Once a target is in place, you’ll need a strategy to achieve these reductions, and a toolset to get you there. The lowest hanging fruit for every organization is to look internally for energy wastage and opportunities to increase efficiency to reduce emissions. Benchmark the assets within your organization against a KPI and look for areas where you can reduce your energy consumption. For example, investigate whether some of your more energy-intensive assets are operating out of hours, or perhaps HVAC systems are providing more heating or cooling than required. There’s a long list of actions that can be taken to lower energy consumption, many of which only involve behavioral changes or adjustments to an asset’s Building Management System (BMS). Not only will these actions reduce your emissions but will often result in net cost savings since you’re only making changes to existing asset operations.

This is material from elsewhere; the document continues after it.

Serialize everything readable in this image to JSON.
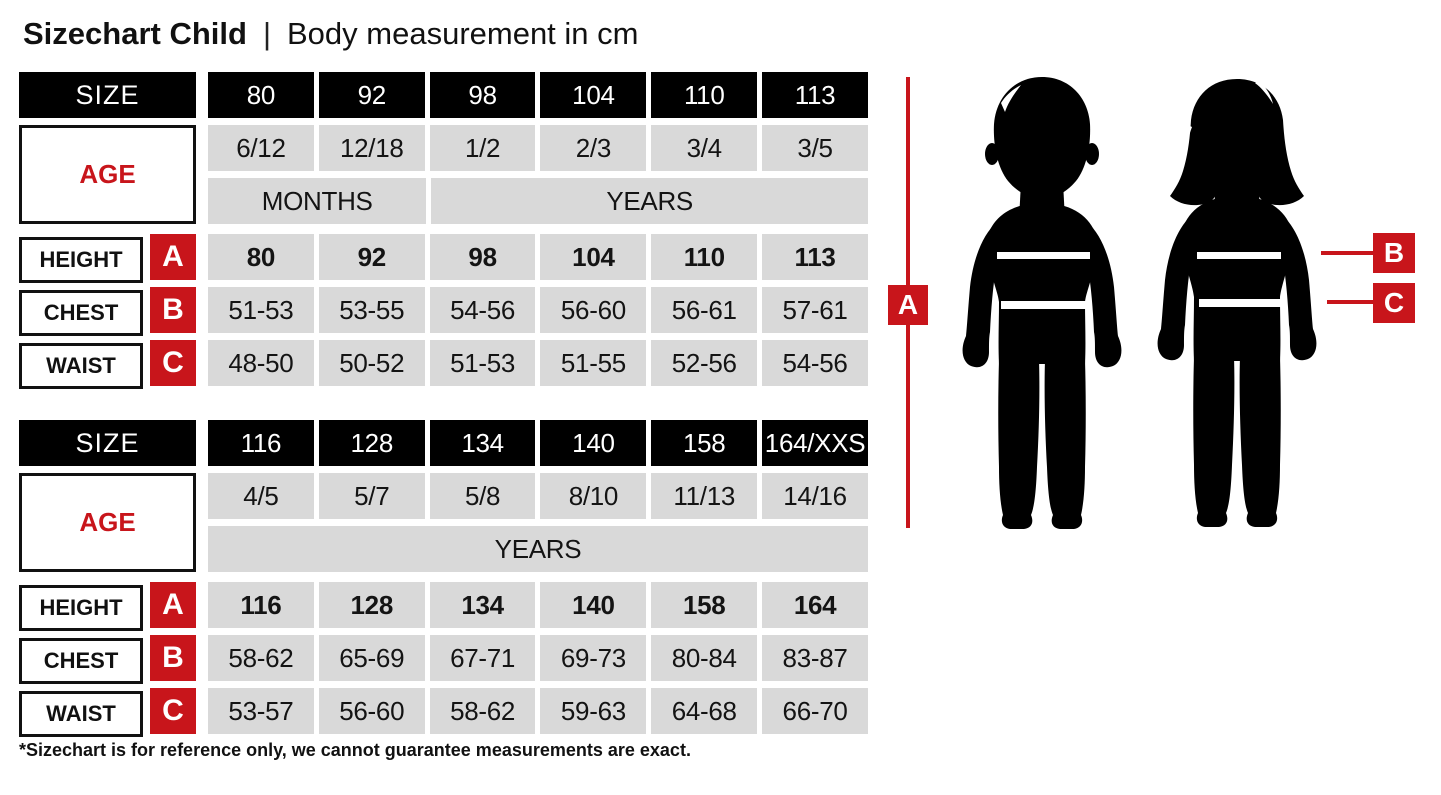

Next, you’ll want to consider capital projects such as plant and equipment upgrades that will help lower your emissions in the future. That might involve LED lighting retrofits to older buildings, the electrification of a fleet or perhaps a program for remote working for employees to help lower emissions from Scope 3 commuting. There’s an even longer list of actions that can be taken when investment is available. The difficulty here is how to choose a collection of projects that will have the best return on investment, especially considering there are a few ways to measure ROI. For example, is the organization concerned with the greatest emissions reduction total, or are financial indicators like quickest payback, IRR or NPV more important?
It’s essential that your data management and reporting platform supports you to analyze and prioritize projects though all these lenses, so you make informed decisions.
Another area to explore is the procurement of electricity produced from renewable sources. There are multiple approaches to consider:
Once your strategy is in place and your reporting and data management platform is delivering insights into what is and isn’t working, you will need to revisit your plan frequently. It’s important to have a system in place that is up to date with emission factors for both location-based and market-based reporting. You should verify the emissions reduction effectiveness of your projects and initiatives and consider where to make your next investment. Finally, as carbon offsets continue to evolve, it will also be important to review how offsets may fit into your emissions reduction strategy, keeping in mind that not all pledge platforms will accept carbon offsets as a tool for emissions reduction.